Thinking outside of the VPC

(or warm standby architecture with IP failover in the Cloud)

Background and the Problem

As long as you have stateless servers that can run in active-active -configuration (that’s kind of build into stateless-nes) it is trivial to build highly available architectures by placing a load balancer in front of the servers. However when migrating legacy services to public cloud, it is not uncommon to run into software architectures that just don’t work with load balancing.

Typical problem is statefull server running a service that can be active only on single instance at the time with clients using an IP address to connect (not DNS name) because DNS caching would make failover too slow or unreliable. So you would need a static IP that could failover to active server.

IP failover may not sound too difficult at first, attach an elastic network interface (ENI) to your instance and if the server stops responding, detach and re-attach it to next instance with some Lambda -magic 🦄. But what if instances are in different AZs?

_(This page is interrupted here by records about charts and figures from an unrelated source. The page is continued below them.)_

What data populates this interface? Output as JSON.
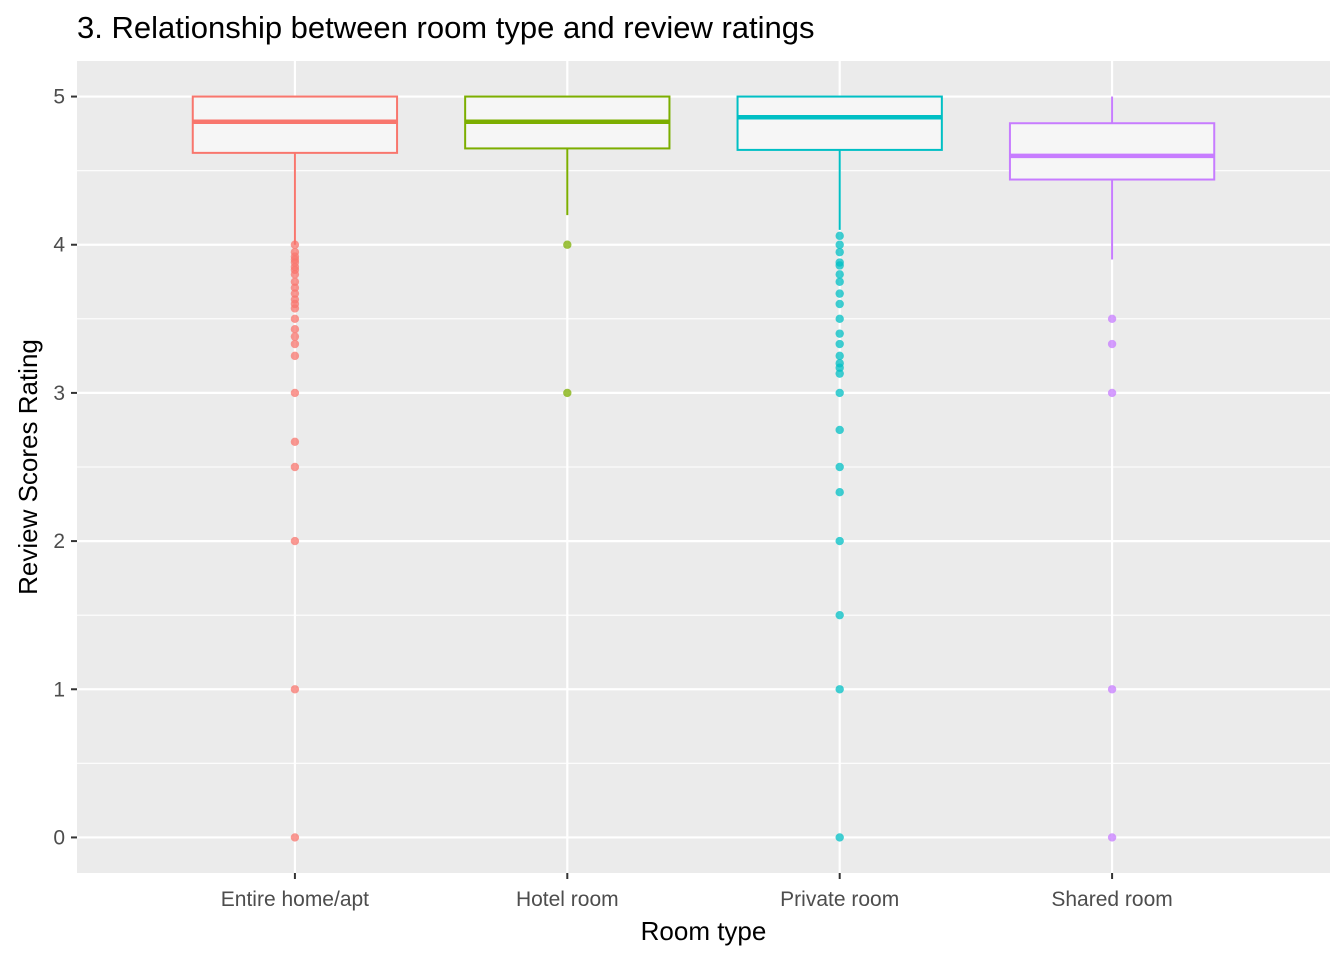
{
  "chart_data": {
    "type": "boxplot",
    "title": "3. Relationship between room type and review ratings",
    "xlabel": "Room type",
    "ylabel": "Review Scores Rating",
    "ylim": [
      -0.24,
      5.24
    ],
    "yticks": [
      0,
      1,
      2,
      3,
      4,
      5
    ],
    "grid": true,
    "categories": [
      "Entire home/apt",
      "Hotel room",
      "Private room",
      "Shared room"
    ],
    "series": [
      {
        "category": "Entire home/apt",
        "color": "#F8766D",
        "q1": 4.62,
        "median": 4.83,
        "q3": 5.0,
        "whisker_low": 4.0,
        "whisker_high": 5.0,
        "outliers": [
          4.0,
          3.95,
          3.92,
          3.9,
          3.88,
          3.85,
          3.83,
          3.8,
          3.75,
          3.71,
          3.67,
          3.63,
          3.6,
          3.57,
          3.5,
          3.43,
          3.38,
          3.33,
          3.25,
          3.0,
          2.67,
          2.5,
          2.0,
          1.0,
          0.0
        ]
      },
      {
        "category": "Hotel room",
        "color": "#7CAE00",
        "q1": 4.65,
        "median": 4.83,
        "q3": 5.0,
        "whisker_low": 4.2,
        "whisker_high": 5.0,
        "outliers": [
          4.0,
          3.0
        ]
      },
      {
        "category": "Private room",
        "color": "#00BFC4",
        "q1": 4.64,
        "median": 4.86,
        "q3": 5.0,
        "whisker_low": 4.1,
        "whisker_high": 5.0,
        "outliers": [
          4.06,
          4.0,
          3.95,
          3.88,
          3.86,
          3.8,
          3.75,
          3.67,
          3.6,
          3.5,
          3.4,
          3.33,
          3.25,
          3.2,
          3.17,
          3.13,
          3.0,
          2.75,
          2.5,
          2.33,
          2.0,
          1.5,
          1.0,
          0.0
        ]
      },
      {
        "category": "Shared room",
        "color": "#C77CFF",
        "q1": 4.44,
        "median": 4.6,
        "q3": 4.82,
        "whisker_low": 3.9,
        "whisker_high": 5.0,
        "outliers": [
          3.5,
          3.33,
          3.0,
          1.0,
          0.0
        ]
      }
    ],
    "panel_background": "#EBEBEB",
    "box_fill": "#F6F6F6"
  }
}
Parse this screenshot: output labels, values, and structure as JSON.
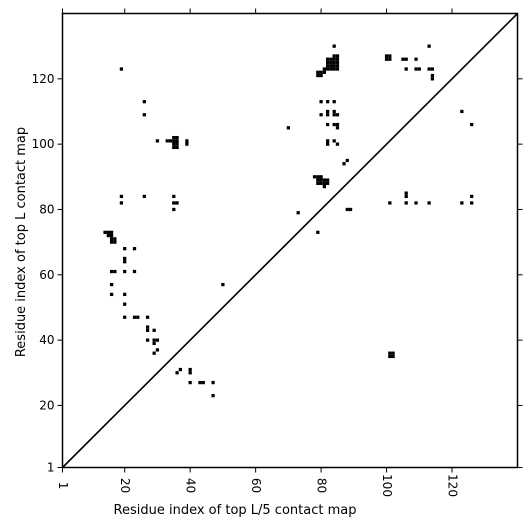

Amazon VPC for On-Premises Network Engineers

Best practice for highly available service is to have servers in multiple AZs, but ENI (and subnet) are AZ specific. As servers would be in different subnets, it is not possible to have the same private IP assigned to both of them, right? (don’t even start thinking about using public elastic IP and exposing servers to internet just because of IP failover)

Solution

Fortunately there is an easy way to setup IP failover between availabity zones.

Assign virtual IP to both instances interfaces. Actual command might vary a bit depending on your OS/distribution but on Ubuntu 18 below cmd will add 10.10.10.10 as secondary IP for eth0 interface.

# ip addr add 10.10.10.10/32 dev eth0 label eth0:1

Disable source/destination checks for the servers to receive traffic for failover IP.

Modify route table(s) for subnet(s) to route 10.10.10.10 to the serverA.

DONE!

Now let’s verify from an instance in the same VPC that connection to 10.10.10.10 is routed to serverA. For demonstration I’m using Nginx webserver but this could be any application listening to TCP/UDP traffic on instance.

$ curl -s http://10.10.10.10/ | grep title
<title>Welcome to nginx @serverA!</title>

For IP failover demo, lets start pinging 10.10.10.10 …

$ ping 10.10.10.10
PING 10.10.10.10 (10.10.10.10) 56(84) bytes of data.
64 bytes from 10.10.10.10: icmp_seq=1 ttl=64 time=0.578 ms
64 bytes from 10.10.10.10: icmp_seq=2 ttl=64 time=0.503 ms
...
64 bytes from 10.10.10.10: icmp_seq=19 ttl=64 time=0.431 ms
64 bytes from 10.10.10.10: icmp_seq=20 ttl=64 time=0.570 ms

At this point I edit VPC route table and change 10.10.10.10/32 to serverB.

64 bytes from 10.10.10.10: icmp_seq=21 ttl=64 time=1.04 ms
64 bytes from 10.10.10.10: icmp_seq=22 ttl=64 time=0.981 ms
...
64 bytes from 10.10.10.10: icmp_seq=28 ttl=64 time=0.951 ms
64 bytes from 10.10.10.10: icmp_seq=29 ttl=64 time=0.943 ms
^C
--- 10.10.10.10 ping statistics ---
29 packets transmitted, 29 received, 0% packet loss, time 28443ms

Ping response time increased from 0.5ms to 1.0ms after switching from serverA to serverB. This is because the client and serverA are both in AZ-A but serverB is in AZ-B. To be sure 10.10.10.10 is really routed to serverB lets check I get different response than earlier …

$ curl -s http://10.10.10.10/ | grep title
<title>Welcome to nginx @serverB!</title>

Yes, 10.10.10.10 is now routed to serverB and no ping packets were lost during the failover!

Noteworthy

Above example works only because

Both client and servers are within the same VPC. If the client would be outside of VPC, e.g. in on-prem network routing wouldn’t work as VPC would have refused packets addressed outside VPC CIRD (I’d love to be proven wrong)
Failover IP is outside of VPC CIDR -range. This may first sound strange but it is requirement for this solution to work. I was hoping the same trick of modifying route tables would also allow routing traffic between partially overlapping VPCs but as it turns out, it is not possible to create a more specific route for network/address inside VPC CIDR than default local -route.

Similar works also in Google Cloud, and I think you can build something similar in Azure too(?)